The World Cup starts tomorrow and I just filled out my bracket.  In academia Americans are a minority and people are intensely nationalistic.  So the optimal bracket strategy is to have USA advance as far as I can before even I burst out laughing  (it turns out that’s the semi-finals this year) and also give preference for under-represented countries.  Based on a cursory survey of our department’s demographics, the team that maximizes quality per department representative is Spain.  So Spain is my team to win it all this year.

The World Cup is paradoxical because the group stage is exciting and the elimination stage is extremely boring.  There are probably many reasons for this but often people focus on the penalty shootout.  You hear arguments like this.  Playing it safe gives you essentially a coin flip.  And if the other team is playing it safe, taking risks and playing offensively can actually be worse than waiting for the coin flip.

I have heard proposals to hold the penalty shootout before extra time.  The winner of the shootout will be the winner of the match if it remains tied after extra time.  The uncertainty is resolved first, then they play.

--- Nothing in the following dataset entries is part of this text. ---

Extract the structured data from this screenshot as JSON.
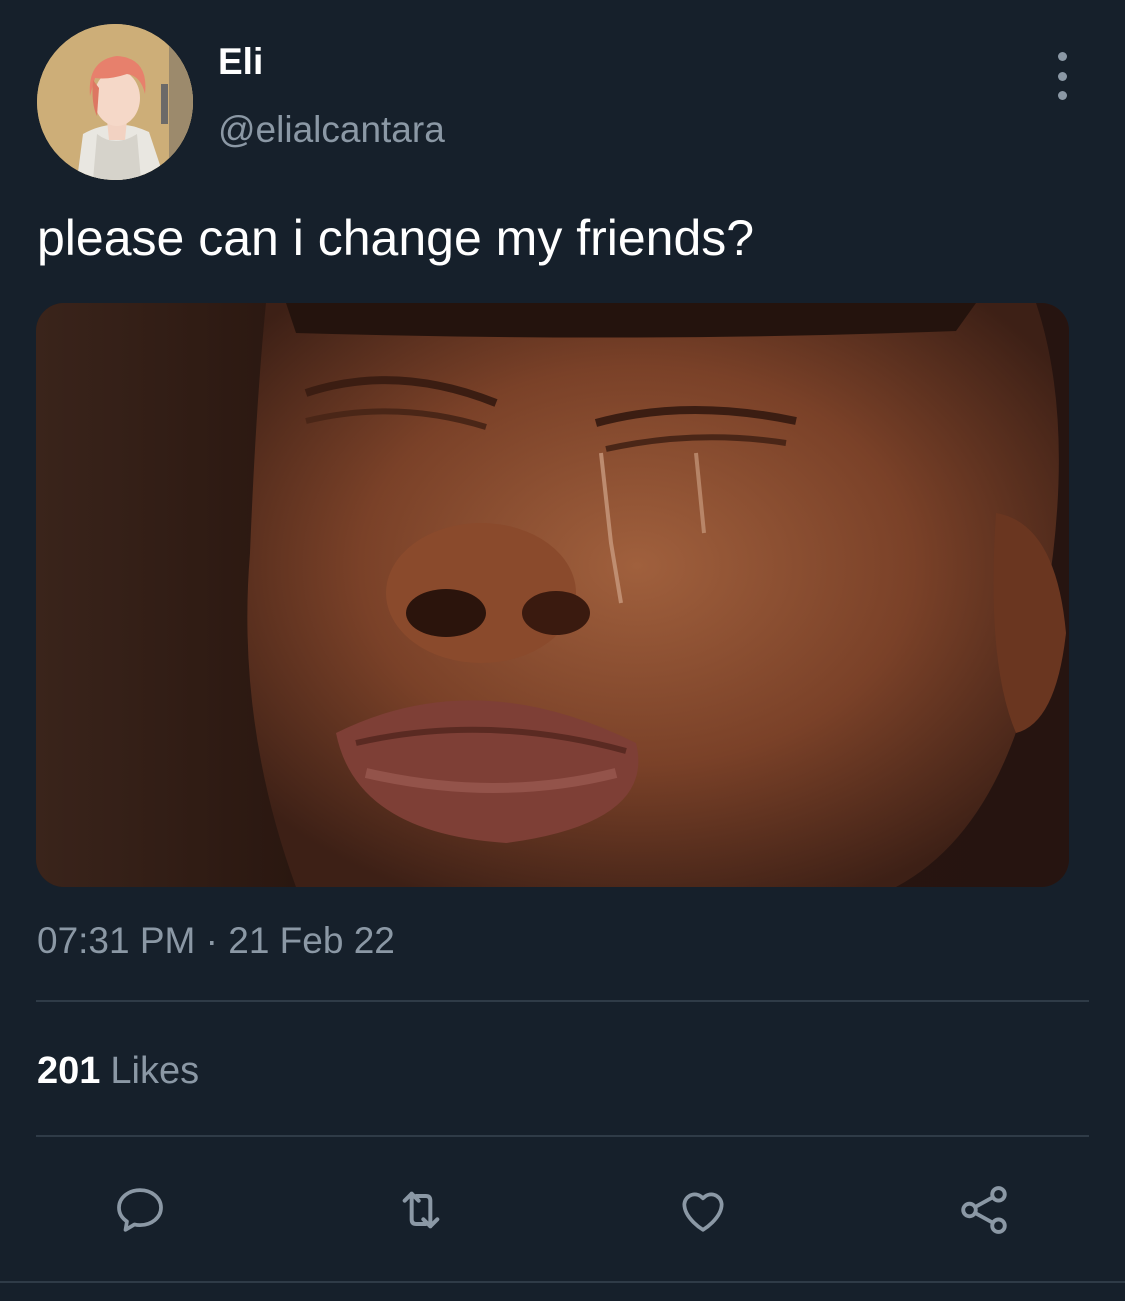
{
  "user": {
    "display_name": "Eli",
    "handle": "@elialcantara",
    "avatar": "profile photo of a person with pink hair in a light jacket"
  },
  "tweet": {
    "text": "please can i change my friends?",
    "media": "close-up photo of a man crying with closed eyes and tears on his cheek",
    "timestamp": "07:31 PM · 21 Feb 22"
  },
  "stats": {
    "likes_count": "201",
    "likes_label": "Likes"
  },
  "actions": {
    "icons": [
      "reply-icon",
      "retweet-icon",
      "like-icon",
      "share-icon"
    ]
  },
  "colors": {
    "background": "#16202b",
    "text_primary": "#ffffff",
    "text_secondary": "#8b98a5",
    "divider": "#2f3b47"
  }
}
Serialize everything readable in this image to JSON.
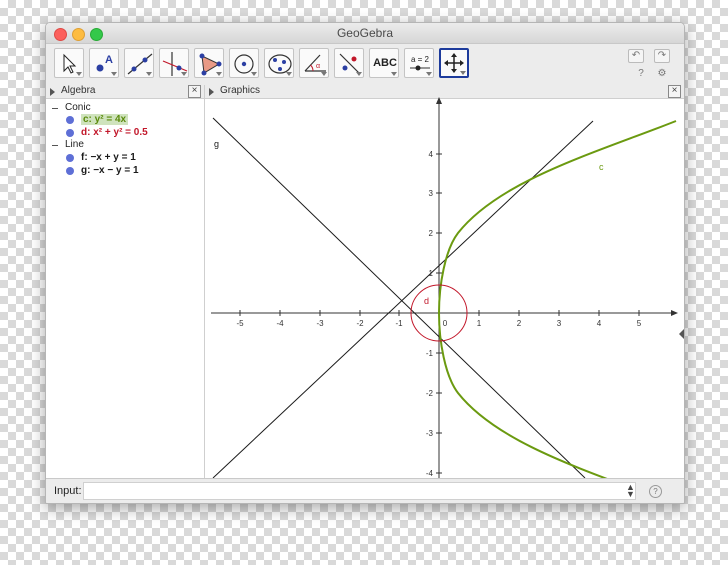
{
  "window": {
    "title": "GeoGebra"
  },
  "toolbar": {
    "tools": [
      {
        "name": "move-tool",
        "icon": "pointer-arrow-icon"
      },
      {
        "name": "point-tool",
        "icon": "point-a-icon"
      },
      {
        "name": "line-tool",
        "icon": "line-through-two-points-icon"
      },
      {
        "name": "perpendicular-line-tool",
        "icon": "perpendicular-line-icon"
      },
      {
        "name": "polygon-tool",
        "icon": "polygon-icon"
      },
      {
        "name": "circle-tool",
        "icon": "circle-center-point-icon"
      },
      {
        "name": "conic-tool",
        "icon": "ellipse-icon"
      },
      {
        "name": "angle-tool",
        "icon": "angle-icon"
      },
      {
        "name": "reflect-tool",
        "icon": "reflect-about-line-icon"
      },
      {
        "name": "text-tool",
        "label": "ABC"
      },
      {
        "name": "slider-tool",
        "label": "a = 2"
      },
      {
        "name": "move-graphics-view-tool",
        "icon": "move-graphics-view-icon"
      }
    ],
    "help_label": "?",
    "undo_glyph": "↶",
    "redo_glyph": "↷",
    "settings_glyph": "⚙"
  },
  "algebra": {
    "title": "Algebra",
    "close_glyph": "×",
    "categories": [
      {
        "label": "Conic",
        "items": [
          {
            "text": "c: y² = 4x",
            "color": "#5a8a0b"
          },
          {
            "text": "d: x² + y² = 0.5",
            "color": "#c2172a"
          }
        ]
      },
      {
        "label": "Line",
        "items": [
          {
            "text": "f: −x + y = 1",
            "color": "#1a1a1a"
          },
          {
            "text": "g: −x − y = 1",
            "color": "#1a1a1a"
          }
        ]
      }
    ],
    "dot_color": "#5e6fd6"
  },
  "graphics": {
    "title": "Graphics",
    "close_glyph": "×",
    "x_tick_labels": [
      "-5",
      "-4",
      "-3",
      "-2",
      "-1",
      "0",
      "1",
      "2",
      "3",
      "4",
      "5"
    ],
    "y_tick_labels": [
      "4",
      "3",
      "2",
      "1",
      "-1",
      "-2",
      "-3",
      "-4"
    ],
    "object_labels": {
      "c": "c",
      "d": "d",
      "f": "f",
      "g": "g"
    },
    "colors": {
      "parabola": "#6b9a10",
      "circle": "#c2172a",
      "lines": "#1a1a1a"
    }
  },
  "input_bar": {
    "label": "Input:",
    "value": "",
    "placeholder": "",
    "help_glyph": "?"
  }
}
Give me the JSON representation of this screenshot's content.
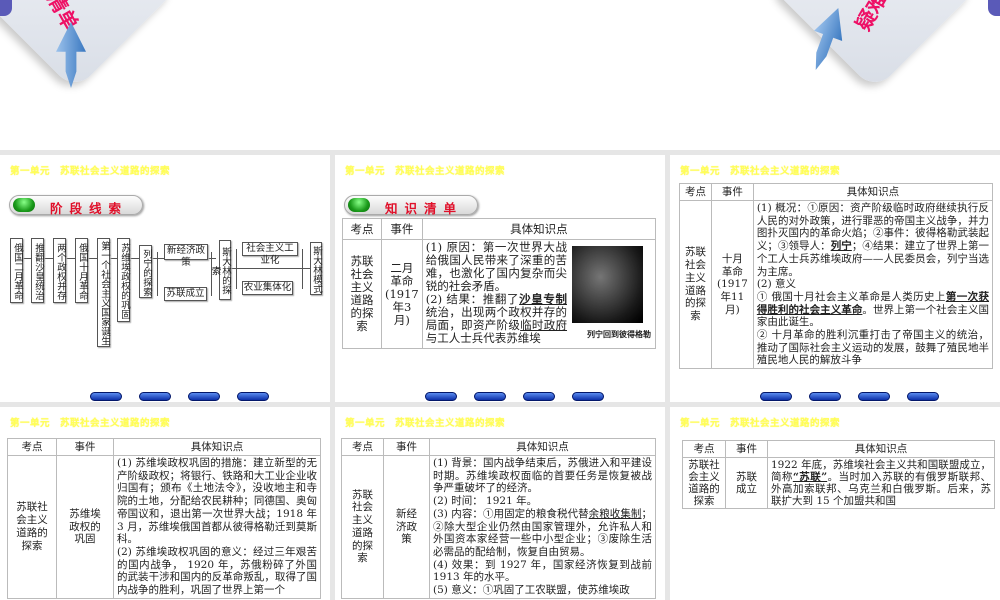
{
  "top_slide": {
    "left_logo_text": "清单",
    "right_logo_text": "疑难"
  },
  "unit_title": "第一单元　苏联社会主义道路的探索",
  "slide1": {
    "banner": "阶段线索",
    "flow": [
      "俄国二月革命",
      "推翻沙皇统治",
      "两个政权并存",
      "俄国十月革命",
      "第一个社会主义国家诞生",
      "苏维埃政权的巩固",
      "列宁的探索",
      "新经济政策",
      "苏联成立",
      "斯大林的探索",
      "社会主义工业化",
      "农业集体化",
      "斯大林模式"
    ]
  },
  "table_headers": [
    "考点",
    "事件",
    "具体知识点"
  ],
  "slide2": {
    "banner": "知识清单",
    "topic": "苏联社会主义道路的探索",
    "event": "二月革命(1917年3月)",
    "content": [
      {
        "t": "(1) 原因：第一次世界大战给俄国人民带来了深重的苦难，也激化了国内复杂而尖锐的社会矛盾。"
      },
      {
        "t": "(2) 结果：推翻了",
        "br": true
      },
      {
        "t": "沙皇专制",
        "s": "b u"
      },
      {
        "t": "统治，出现两个政权并存的局面，即资产阶级"
      },
      {
        "t": "临时政府",
        "s": "u"
      },
      {
        "t": "与工人士兵代表苏维埃"
      }
    ],
    "image_caption": "列宁回到彼得格勒"
  },
  "slide3": {
    "topic": "苏联社会主义道路的探索",
    "event": "十月革命(1917年11月)",
    "content": [
      {
        "t": "(1) 概况：①原因：资产阶级临时政府继续执行反人民的对外政策，进行罪恶的帝国主义战争，并力图扑灭国内的革命火焰；②事件：彼得格勒武装起义；③领导人："
      },
      {
        "t": "列宁",
        "s": "b u"
      },
      {
        "t": "；④结果：建立了世界上第一个工人士兵苏维埃政府——人民委员会，列宁当选为主席。"
      },
      {
        "t": "(2) 意义",
        "br": true
      },
      {
        "t": "① 俄国十月社会主义革命是人类历史上",
        "br": true
      },
      {
        "t": "第一次获得胜利的社会主义革命",
        "s": "b u"
      },
      {
        "t": "。世界上第一个社会主义国家由此诞生。"
      },
      {
        "t": "② 十月革命的胜利沉重打击了帝国主义的统治，推动了国际社会主义运动的发展，鼓舞了殖民地半殖民地人民的解放斗争",
        "br": true
      }
    ]
  },
  "slide4": {
    "topic": "苏联社会主义道路的探索",
    "event": "苏维埃政权的巩固",
    "content": [
      {
        "t": "(1) 苏维埃政权巩固的措施：建立新型的无产阶级政权；将银行、铁路和大工业企业收归国有；颁布《土地法令》，没收地主和寺院的土地，分配给农民耕种；同德国、奥匈帝国议和，退出第一次世界大战；1918 年 3 月，苏维埃俄国首都从彼得格勒迁到莫斯科。"
      },
      {
        "t": "(2) 苏维埃政权巩固的意义：经过三年艰苦的国内战争， 1920 年，苏俄粉碎了外国的武装干涉和国内的反革命叛乱，取得了国内战争的胜利，巩固了世界上第一个",
        "br": true
      }
    ]
  },
  "slide5": {
    "topic": "苏联社会主义道路的探索",
    "event": "新经济政策",
    "content": [
      {
        "t": "(1) 背景：国内战争结束后，苏俄进入和平建设时期。苏维埃政权面临的首要任务是恢复被战争严重破坏了的经济。"
      },
      {
        "t": "(2) 时间： 1921 年。",
        "br": true
      },
      {
        "t": "(3) 内容：①用固定的粮食税代替",
        "br": true
      },
      {
        "t": "余粮收集制",
        "s": "u"
      },
      {
        "t": "；②除大型企业仍然由国家管理外，允许私人和外国资本家经营一些中小型企业；③废除生活必需品的配给制，恢复自由贸易。"
      },
      {
        "t": "(4) 效果：到 1927 年，国家经济恢复到战前 1913 年的水平。",
        "br": true
      },
      {
        "t": "(5) 意义：①巩固了工农联盟，使苏维埃政",
        "br": true
      }
    ]
  },
  "slide6": {
    "topic": "苏联社会主义道路的探索",
    "event": "苏联成立",
    "content": [
      {
        "t": "1922 年底，苏维埃社会主义共和国联盟成立，简称"
      },
      {
        "t": "“苏联”",
        "s": "b u"
      },
      {
        "t": "。当时加入苏联的有俄罗斯联邦、外高加索联邦、乌克兰和白俄罗斯。后来，苏联扩大到 15 个加盟共和国"
      }
    ]
  },
  "colors": {
    "unit_title": "#ffff55",
    "banner_text": "#e0102a",
    "nav_button": "#1c44c8",
    "gap": "#e6e6e6"
  }
}
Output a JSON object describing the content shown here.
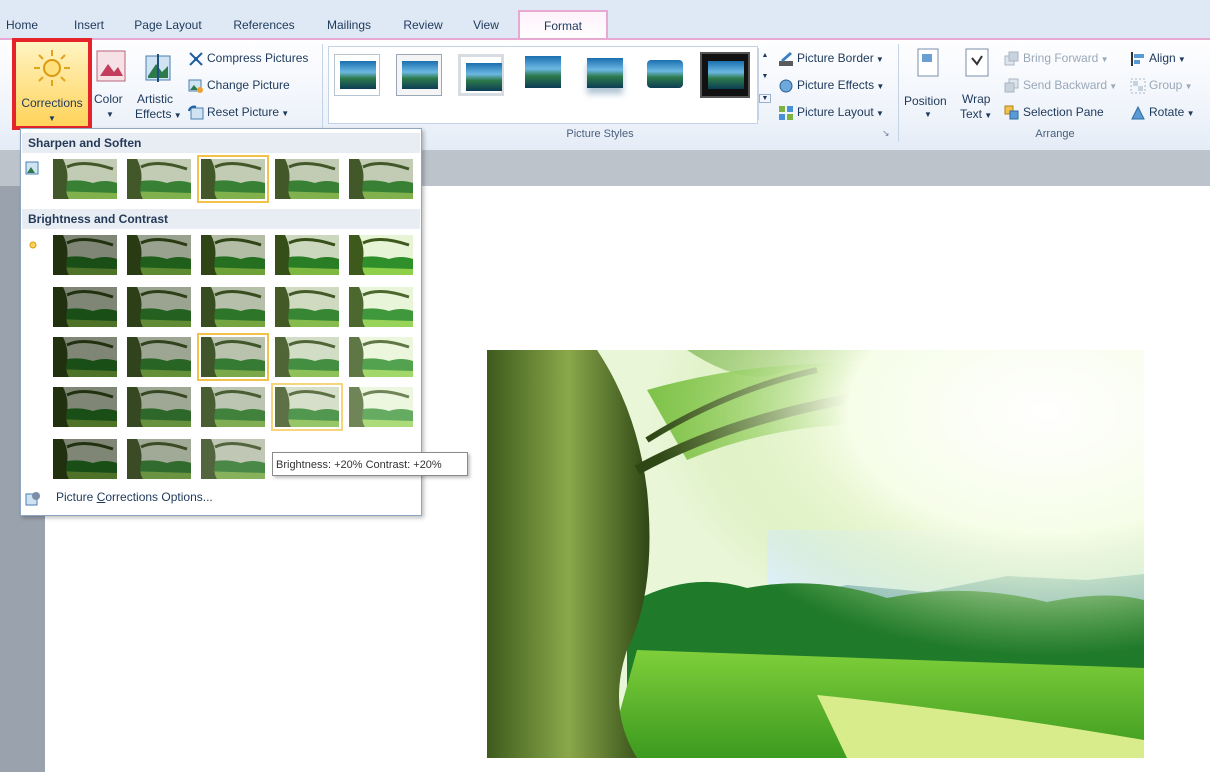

The rule would have ambiguous effects on the quality of play.  For sure, the team that won the shootout would play defensively and the disadvantaged team would be forced to play an attacking game.  There would be exactly one team attacking.

But that would be less exciting than a game in which both are attacking so the rule change would be a net improvement only if most extra-time games would otherwise have neither team attacking.